Recently I was reading about unique qualities in wild geese. I had also seen the beautiful documentary movie by Jacques Perrin entitled “Wing Migration” which illustrated the magnificence. This is a video excerpt from that movie. For 80 million years birds have ruled the skies, seas and earth. Each spring they fly vast distances. Each fall they fly the same routes back. Many species fly 2000 to 3000 miles each way. Geese and some other species of birds migrate in distinctive “V” or “U” formations or in lines. By taking advantage of the wing tip vortex of the bird in front, each bird by flapping its wings creates uplift for the bird immediately following. In so doing , each bird can save energy by using drag. The energy savings in flight for the whole flock adds at least 50 to 70 percent greater flying range than if each bird flew on its own. When a goose gets sick or is wounded by gunshots and falls out of formation, two other geese fall out with that goose and follow it down to lend help and protection. They stay with the fallen goose until it is able to fly again or until it dies; and only then do they launch out on their own or with another formation to catch up with their group. Families of geese do not break up after the breeding season but form strong family units that migrate at winter together until they return to their breeding ground. Only then do the yearlings leave to start their own families. Indeed, some geese mate for life.

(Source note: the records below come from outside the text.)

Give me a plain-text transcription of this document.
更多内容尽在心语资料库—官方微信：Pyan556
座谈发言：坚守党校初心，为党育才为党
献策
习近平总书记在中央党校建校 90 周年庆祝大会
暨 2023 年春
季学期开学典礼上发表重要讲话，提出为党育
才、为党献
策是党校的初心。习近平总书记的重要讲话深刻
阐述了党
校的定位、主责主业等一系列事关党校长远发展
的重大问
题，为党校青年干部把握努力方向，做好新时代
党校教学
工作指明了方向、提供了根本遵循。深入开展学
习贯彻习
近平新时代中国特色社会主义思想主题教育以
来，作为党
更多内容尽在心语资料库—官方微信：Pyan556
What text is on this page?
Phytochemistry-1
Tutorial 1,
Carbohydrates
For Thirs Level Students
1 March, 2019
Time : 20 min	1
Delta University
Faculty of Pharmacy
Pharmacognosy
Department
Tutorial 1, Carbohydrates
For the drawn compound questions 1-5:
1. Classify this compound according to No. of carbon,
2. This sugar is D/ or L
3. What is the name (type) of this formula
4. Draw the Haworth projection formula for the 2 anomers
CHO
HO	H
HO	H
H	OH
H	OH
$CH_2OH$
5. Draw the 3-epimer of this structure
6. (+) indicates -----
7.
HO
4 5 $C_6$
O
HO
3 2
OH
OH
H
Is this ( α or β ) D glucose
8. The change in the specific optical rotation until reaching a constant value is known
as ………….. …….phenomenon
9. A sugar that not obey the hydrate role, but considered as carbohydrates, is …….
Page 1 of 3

Peyton is our daughter yet she represents the thousands of Peytons that live somewhere in our community but are not seen. The Peytons that remind us of the differences in all of us that we desperately try to hide, deny, or allow to exclude as we strive for unobtainable perfection. Yet, it is these Peytons that provide us with the unique and rich opportunity to include those of us that have fallen out of formation and it is they that can teach us how to love more fully, to include more compassionately, so that together we may all enrich our lives and our communities. I use the possessive when I say “our daughter” but I am not referring to my wife and me alone but more importantly to all of us. To prosper, our society and civilization must share a common direction and sense of community and we must understand believe that we can all get where we are going more quickly and easily when we are traveling on the thrust and uplift of one another. How can we be sure; take a lesson on inclusion from the wild geese; take a lesson on inclusion from Peyton. Value and embrace diversity by creating a culture that truly respects and supports all people.